Last updated on April 21st, 2012 at 02:38 pm
Conservative Mitt Romney is slip-sliding away with yet another flip flop. Dizzy yet?
Mitt Romney’s courting of the conservative Republican base has ended with a stealthy, morning after slide out of bed and run for the door. Don’t worry, he’ll call you.
If you believe that, you also believe that Romney is going to be “conservative” when elected. But hey, he knows you have no choice. You have to vote for him because no one else is going to ask you out at 11PM on a Thursday night, and if all you can get is a Mitt Ro booty call, well, you have to take it.
Watch the flip flopping starting with today:
Mitt Romney’s presidential campaign reiterated on Thursday that the candidate had never endorsed Arizona’s contested immigration law, noting that he meant only that its employee status verification provision should be a model.
But wait, that’s not what he told his base as he smoothly slipped their clothes off during the primaries…
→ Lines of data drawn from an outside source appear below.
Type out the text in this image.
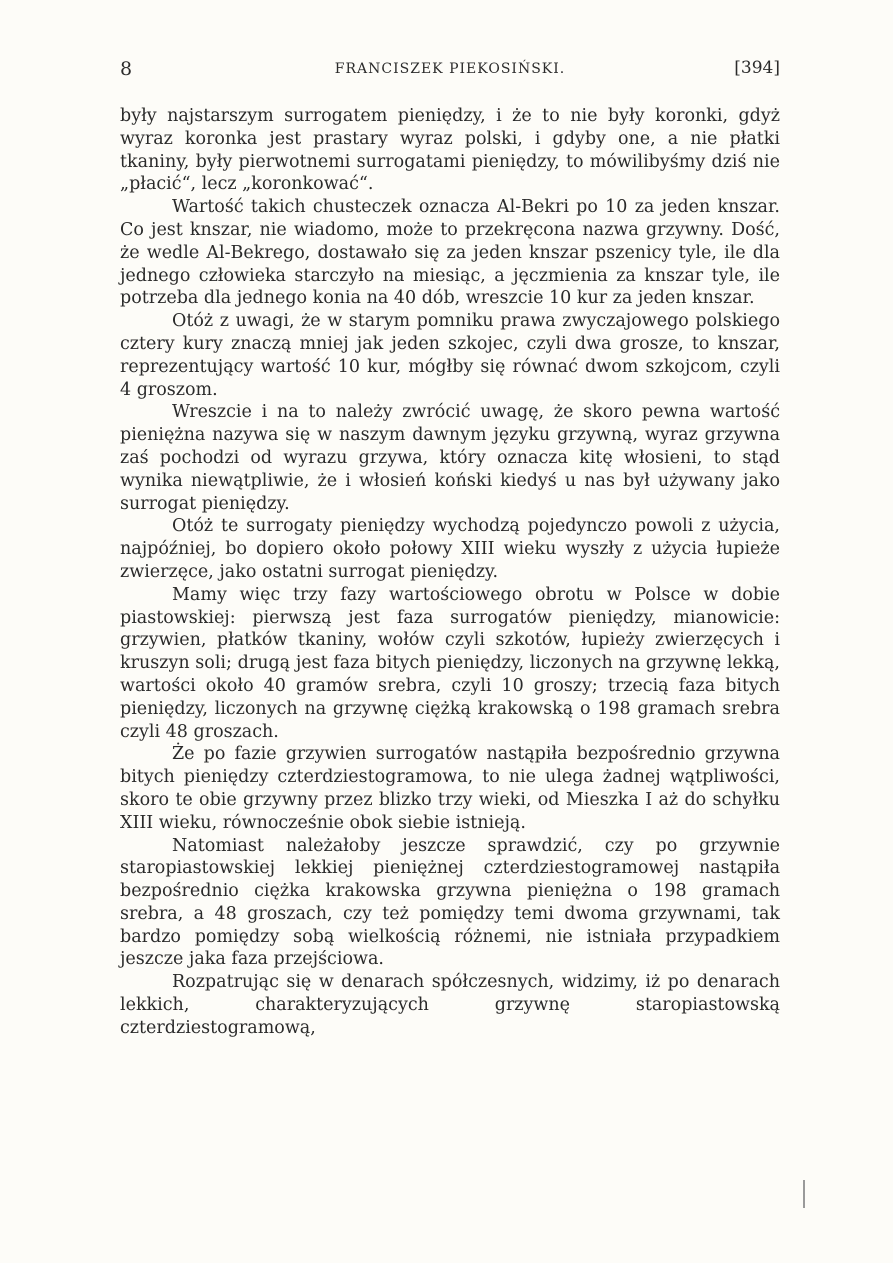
8	FRANCISZEK PIEKOSIŃSKI.	[394]

były najstarszym surrogatem pieniędzy, i że to nie były koronki, gdyż wyraz koronka jest prastary wyraz polski, i gdyby one, a nie płatki tkaniny, były pierwotnemi surrogatami pieniędzy, to mówilibyśmy dziś nie „płacić“, lecz „koronkować“.

Wartość takich chusteczek oznacza Al-Bekri po 10 za jeden knszar. Co jest knszar, nie wiadomo, może to przekręcona nazwa grzywny. Dość, że wedle Al-Bekrego, dostawało się za jeden knszar pszenicy tyle, ile dla jednego człowieka starczyło na miesiąc, a jęczmienia za knszar tyle, ile potrzeba dla jednego konia na 40 dób, wreszcie 10 kur za jeden knszar.

Otóż z uwagi, że w starym pomniku prawa zwyczajowego polskiego cztery kury znaczą mniej jak jeden szkojec, czyli dwa grosze, to knszar, reprezentujący wartość 10 kur, mógłby się równać dwom szkojcom, czyli 4 groszom.

Wreszcie i na to należy zwrócić uwagę, że skoro pewna wartość pieniężna nazywa się w naszym dawnym języku grzywną, wyraz grzywna zaś pochodzi od wyrazu grzywa, który oznacza kitę włosieni, to stąd wynika niewątpliwie, że i włosień koński kiedyś u nas był używany jako surrogat pieniędzy.

Otóż te surrogaty pieniędzy wychodzą pojedynczo powoli z użycia, najpóźniej, bo dopiero około połowy XIII wieku wyszły z użycia łupieże zwierzęce, jako ostatni surrogat pieniędzy.

Mamy więc trzy fazy wartościowego obrotu w Polsce w dobie piastowskiej: pierwszą jest faza surrogatów pieniędzy, mianowicie: grzywien, płatków tkaniny, wołów czyli szkotów, łupieży zwierzęcych i kruszyn soli; drugą jest faza bitych pieniędzy, liczonych na grzywnę lekką, wartości około 40 gramów srebra, czyli 10 groszy; trzecią faza bitych pieniędzy, liczonych na grzywnę ciężką krakowską o 198 gramach srebra czyli 48 groszach.

Że po fazie grzywien surrogatów nastąpiła bezpośrednio grzywna bitych pieniędzy czterdziestogramowa, to nie ulega żadnej wątpliwości, skoro te obie grzywny przez blizko trzy wieki, od Mieszka I aż do schyłku XIII wieku, równocześnie obok siebie istnieją.

Natomiast należałoby jeszcze sprawdzić, czy po grzywnie staropiastowskiej lekkiej pieniężnej czterdziestogramowej nastąpiła bezpośrednio ciężka krakowska grzywna pieniężna o 198 gramach srebra, a 48 groszach, czy też pomiędzy temi dwoma grzywnami, tak bardzo pomiędzy sobą wielkością różnemi, nie istniała przypadkiem jeszcze jaka faza przejściowa.

Rozpatrując się w denarach spółczesnych, widzimy, iż po denarach lekkich, charakteryzujących grzywnę staropiastowską czterdziestogramową,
He led them to believe that when he said Arizona should be a model for immigration legislation, he meant what he said. After all, Arizona is infamous for having the strongest anti-illegal immigration law in the country, not merely for E-verify. The Arizona law riled up critics as racial profiling because:
The Arizona law makes it a misdemeanor crime for an immigrant to be in Arizona without carrying their papers, requires that state law enforcement officers attempt to determine an individual’s immigration status during a “lawful stop, detention or arrest” when there is reasonable suspicion that the individual is an illegal immigrant, bars state or local officials or agencies from restricting enforcement of federal immigration laws, and cracks down on those sheltering, hiring and transporting illegal aliens. (see analysis here: NCSL.org)
The Arizona law seeks to embody an “attrition through enforcement” doctrine.
The New York Times reported:
The law, which proponents and critics alike said was the broadest and strictest immigration measure in generations, would make the failure to carry immigration documents a crime and give the police broad power to detain anyone suspected of being in the country illegally. Opponents have called it an open invitation for harassment and discrimination against Hispanics regardless of their citizenship status.
Even Joe Scarborough took issue with the law, noting its objectionable points, “It does offend me when one out of every three citizens in the state of Arizona are Hispanics, and you have now put a target on the back of one of three citizens who if they are walking their dog around a neighborhood. If they are walking their child to school, and they are an American citizen or a legal, legal immigrant can now put a target on their back and make them think that every time they walk out of their door, they may have to prove something. I will tell you that is unacceptable, and that is un-American.”
One assumes it was this aspect to which Romney was referencing when he said he would use Arizona’s immigration law as a model for the country, and not just E-Verify. Romney called the contentious Arizona law a “model for the country” and attacked Obama for challenging it in court.
In February, as he wooed conservatives, he said,
“I will drop those lawsuits on Day One,” Romney said in response to a question on illegal immigration during a GOP candidate debate in Mesa, Ariz. Gov. Jan Brewer, who signed the bill, was in the audience.
“I’ll also complete the fence, I’ll make sure we have enough Border Patrol agents to secure the fence, and I will make sure we have an E-Verify system and require employers to check the documents of workers,” he added.
By “I’ll also” we can assume that he meant in addition to endorsing the controversial law, he would also do E-verify. But now he says he never meant that. The media is just passing along Romney’s “clarification” with no fact checking. How else are they going to get a horse race if they don’t make Mitt palatable?
Last night conservatives got into bed with papers first, racial profiling Romney, but this morning they woke up with E-verify Romney. Since E-verify is a national, bi-partisan effort put into place by the federal government in 1997 run by the DHS and not singular to Arizona by any stretch of the imagination, you can imagine how betrayed conservatives must feel. In fact, the federal government mandated E-verify in 2007 for all government agencies. It has not been successfully implemented by all government agencies yet.
There are several states that require the use of E-Verify for employers, including Alabama, Georgia, Colorado, Mississippi and more to varying degrees. If Romney meant E-Verify, why didn’t he say he was going to use the federal program as a model, or make it mandatory for all states? (This brings up the states rights issue, but we realize consistency is not a value for conservatives.)
So Romney is pushing something already established by the evil feds, and he’s pretending that this is what he meant when he referenced Arizona’s infamous, contentious immigration law. It’s what Romney meant by saying he would drop the lawsuits and “also” implement E-verify. Today, that means he JUST meant E-Verify. Hee Haw, shake that etch-a-sketch and watch the puppet dance.
That’s what conservatives get for taking Mitt Ro at his word. When he says north, you need to look south. When he tells you he’ll call you, it means he got what he wanted and he’s just not that into you. All conservatives can do is hope that they get a midnight convention call from a rogue conservative who likes to carry on behind big daddy’s back.